Monahan doubts that many large companies would stop insuring their employees entirely because they’d face a penalty under the health care law.

But self-insured employers “can exclude things and essentially structure their plans to be attractive to low-risk, healthy employees and not attractive to people who are going to have significant health needs,” Monahan said.

She said self-insured employers could design coverage that would discourage sicker workers from remaining on the company plan and make it more attractive for them to seek coverage through the public insurance exchange.

Monahan and Schwarcz said there are several approaches companies could use to encourage higher-cost workers to voluntarily leave the employer’s plan:

  • Limit the number of specialists in a provider network. The exchange could be more attractive to someone who needs a specialist for an expensive chronic condition.
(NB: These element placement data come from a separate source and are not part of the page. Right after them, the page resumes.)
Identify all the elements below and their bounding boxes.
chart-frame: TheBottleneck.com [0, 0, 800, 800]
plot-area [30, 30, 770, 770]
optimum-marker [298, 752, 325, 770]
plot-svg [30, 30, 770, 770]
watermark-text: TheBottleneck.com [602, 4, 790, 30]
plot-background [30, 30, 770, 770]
  • Couple high premiums with discounts for participating in wellness programs. Employees who are not in the best of health may not want or be able to participate in wellness discounts, such as going to the gym three days a week.

  • Raise deductibles and co-pays. Substantial co-pays or deductibles are unattractive for someone who frequently sees a doctor for a chronic condition. High co-pays don’t matter as much for those who see a doctor infrequently.

Carolyn Pare, president of the Minnesota Buyers Health Care Action Group, doubts that large employers would engage in what the professors termed “target dumping” of their sicker workers.

Pare represents about 40 businesses; about half are large employers based in the Twin Cities, such as 3M, General Mills, and Medtronic.

She said companies must balance their financial bottom lines against the cost of harming their reputations. And from a public relations perspective, dumping workers is a bad idea.

“I don’t see the financial benefit to just dumping your sicker patients into a public program or a health insurance exchange,” Pare said. “And I really don’t see the savings as great enough to incent them to do that.”

But one benefits consultant does. Dave Delahanty at Towers Watson in Chicago said businesses have watched their health care costs soar year after year. Employers might pursue such strategies because it’s so important to rein in health care costs, he said.

“Employers would prefer to think of it as ‘maximizing their health care spend,’ not trying to dump their bad risks on the market,” Delahanty said. “But they are trying to take their health care dollars and spend them as wisely as they possibly can.”

Health law expert Amy Monahan said there are several solutions — the simplest among them is to follow the lead of Massachusetts, where workers who have access to employer insurance are not eligible for policies on the state exchange.